George K. Mikros

Department of Italian Language and Literature
National and Kapodistrian University of Athens

Corpora developed for various research activities

·         Corpus of Spoken Greek [in preparation]

A corpus of over 40 hours of recordings of urban Modern Greek. The transcriptions are in HIAT format and are time-aligned with the sound files. 

·         Newswire Corpus of Modern Greek

20Mwords of written text from 2 high circulation newspapers in Greece (Kathimerini, Ta NEA).

·         Author identification corpora

Various corpora designed for author attribution, verification and gender profiling.

·         Corpus for teaching Modern Greek as a foreign language

This corpus contains texts organized in three different thematic areas (Market, Health and Environment).
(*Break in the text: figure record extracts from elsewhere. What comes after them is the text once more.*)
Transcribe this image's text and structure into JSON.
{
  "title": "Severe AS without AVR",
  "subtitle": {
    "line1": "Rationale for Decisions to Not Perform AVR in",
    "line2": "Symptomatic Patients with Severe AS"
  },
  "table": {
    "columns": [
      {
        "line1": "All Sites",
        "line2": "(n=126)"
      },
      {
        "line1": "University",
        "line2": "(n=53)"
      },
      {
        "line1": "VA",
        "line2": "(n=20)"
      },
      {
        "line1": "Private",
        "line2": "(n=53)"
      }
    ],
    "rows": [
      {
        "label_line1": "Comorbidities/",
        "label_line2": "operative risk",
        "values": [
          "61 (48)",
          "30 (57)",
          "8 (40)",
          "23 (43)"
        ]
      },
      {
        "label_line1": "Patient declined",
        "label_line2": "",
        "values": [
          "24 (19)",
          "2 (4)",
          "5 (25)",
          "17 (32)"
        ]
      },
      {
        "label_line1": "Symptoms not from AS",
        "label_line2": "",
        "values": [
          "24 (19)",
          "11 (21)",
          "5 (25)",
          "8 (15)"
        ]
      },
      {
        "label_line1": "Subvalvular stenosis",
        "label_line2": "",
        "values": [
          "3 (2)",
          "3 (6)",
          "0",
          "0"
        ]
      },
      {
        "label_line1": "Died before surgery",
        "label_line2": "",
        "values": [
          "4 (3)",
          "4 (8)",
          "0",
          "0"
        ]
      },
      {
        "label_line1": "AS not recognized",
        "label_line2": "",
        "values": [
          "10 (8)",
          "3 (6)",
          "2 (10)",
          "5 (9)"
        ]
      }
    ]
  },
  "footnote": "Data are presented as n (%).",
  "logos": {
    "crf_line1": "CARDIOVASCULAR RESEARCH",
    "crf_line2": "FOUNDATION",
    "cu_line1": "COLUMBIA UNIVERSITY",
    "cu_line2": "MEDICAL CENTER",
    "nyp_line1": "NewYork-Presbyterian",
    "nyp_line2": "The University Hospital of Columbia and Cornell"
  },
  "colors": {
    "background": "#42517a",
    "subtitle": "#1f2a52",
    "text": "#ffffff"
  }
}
The specific topics are related directly to the teaching units of the curriculum “Intermediate level for Modern Greek” of the Greek Language Centre.

·         Learner Corpus of Modern Greek

The first learner corpus of Modern Greek. The corpus contains 333 essays written by foreigners originated by 51 different countries who learn Modern Greek in the School of the University of Athens. Each essay has been transcribed in electronic form and each error has been tagged using a custom error taxonomy developed specifically for the needs of the project. Error tagging carried out using special software (Episimiotis) which utilized XML for coding errors and metalanguage data for each text.